Core Concept: Build a shared memory that works across different AI tools. Claude Code, OpenCode, Hermes Agent, or whatever comes next - they can all read from and write to the same database via MCP. No export/import between platforms. No locked-in memories. Just open source tools talking to each other.

Architecture

Currently running on localhost. Here is the architecture:

  • PostgreSQL + pgvector - Vector embeddings stored directly in the database
  • llama.cpp embedding server - Running nomic-embed-text on port 8080
  • MCP server - Node.js server implementing the Model Context Protocol
  • CLI tool - Bash wrapper for capture, search, list, and import commands

How It Works

1. Capture Thoughts

Any time you want to remember something, just capture it:

echo "Sarah mentioned considering a career change to consulting" | brain capture
brain capture --type decision "Migrated from MongoDB to PostgreSQL for vector search"

2. Semantic Search

Search by meaning, not keywords:

brain search "career changes" --limit 5
brain search "PostgreSQL" --type decision

3. Agent Integration

Configure Claude Code, Cursor, or OpenCode to connect via MCP:

{
  "mcpServers": {
    "openbrain": {
      "command": "node",
      "args": ["/path/to/open-brain/mcp-server/bin/server.js"]
    }
  }
}

Available MCP Tools

Tool Description
search Search the knowledge base for semantically similar content
capture Capture a new thought or note to the knowledge base
list-sessions List all imported sessions
get-stats Get statistics about the knowledge base
import-session Import a session transcript into the knowledge base

Why This Matters

Every time you start a fresh session, you are back at square one. You end up re-explaining the same context over and over. Switch from Claude to OpenCode? Context is gone. Close the tab? See you next time. It is Groundhog Day, but without the fun of knowing what is coming.

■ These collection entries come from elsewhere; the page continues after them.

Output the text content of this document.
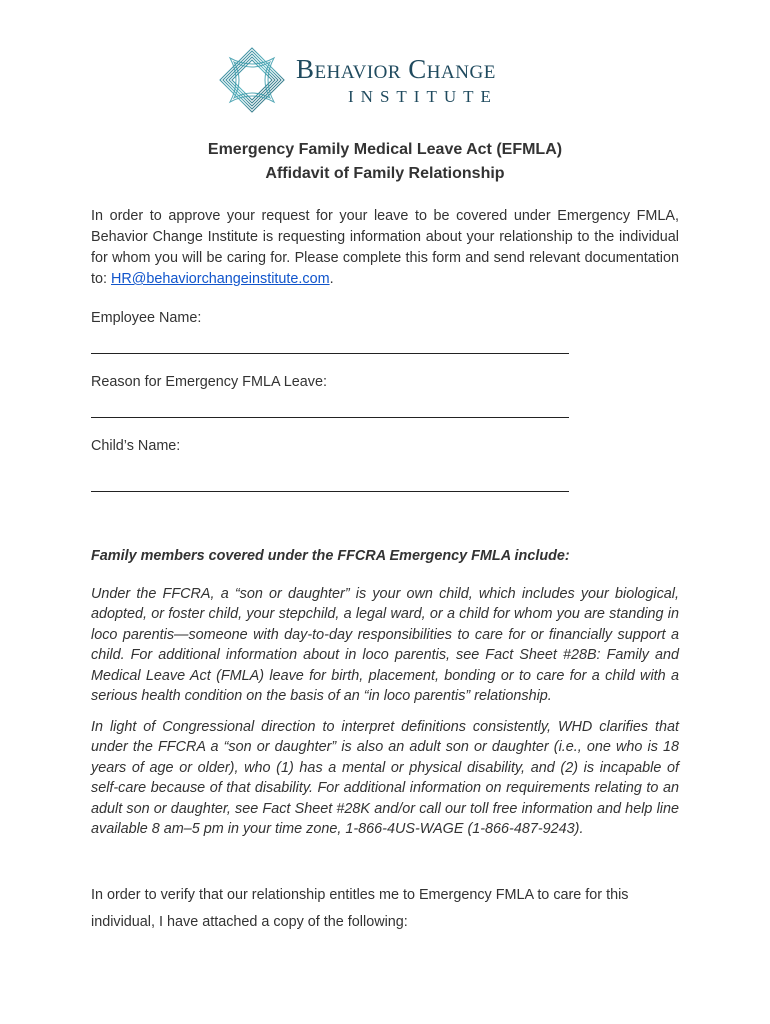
Behavior Change
INSTITUTE
Emergency Family Medical Leave Act (EFMLA)
Affidavit of Family Relationship
In order to approve your request for your leave to be covered under Emergency FMLA, Behavior Change Institute is requesting information about your relationship to the individual for whom you will be caring for. Please complete this form and send relevant documentation to: HR@behaviorchangeinstitute.com.
Employee Name:
Reason for Emergency FMLA Leave:
Child’s Name:
Family members covered under the FFCRA Emergency FMLA include:
Under the FFCRA, a “son or daughter” is your own child, which includes your biological, adopted, or foster child, your stepchild, a legal ward, or a child for whom you are standing in loco parentis—someone with day-to-day responsibilities to care for or financially support a child. For additional information about in loco parentis, see Fact Sheet #28B: Family and Medical Leave Act (FMLA) leave for birth, placement, bonding or to care for a child with a serious health condition on the basis of an “in loco parentis” relationship.
In light of Congressional direction to interpret definitions consistently, WHD clarifies that under the FFCRA a “son or daughter” is also an adult son or daughter (i.e., one who is 18 years of age or older), who (1) has a mental or physical disability, and (2) is incapable of self-care because of that disability. For additional information on requirements relating to an adult son or daughter, see Fact Sheet #28K and/or call our toll free information and help line available 8 am–5 pm in your time zone, 1-866-4US-WAGE (1-866-487-9243).
In order to verify that our relationship entitles me to Emergency FMLA to care for this
individual, I have attached a copy of the following:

The lessons that are not immediately baked into your workflow get forgotten. That clever solution you found last week? That constraint you figured out after hours of debugging? Gone. Unless you wrote it down somewhere.

That is what this system solves. It is not magic. It is just a searchable place to put stuff so you do not have to repeat yourself.

Memory Architecture Determines Agent Capabilities

Memory architecture determines agent capabilities much more than model selection does. That is widely misunderstood. And when you construct memory incorrectly, you are stuck reexplaining yourself forever or you are stuck in a world where you know how to access memory and the agent does not.

If you are going to do context engineering, if you are going to do specification engineering, seriously, you need to invest in a memory system that is yours, that is agent readable, that makes calling and retrieving that context, that makes specifying easier.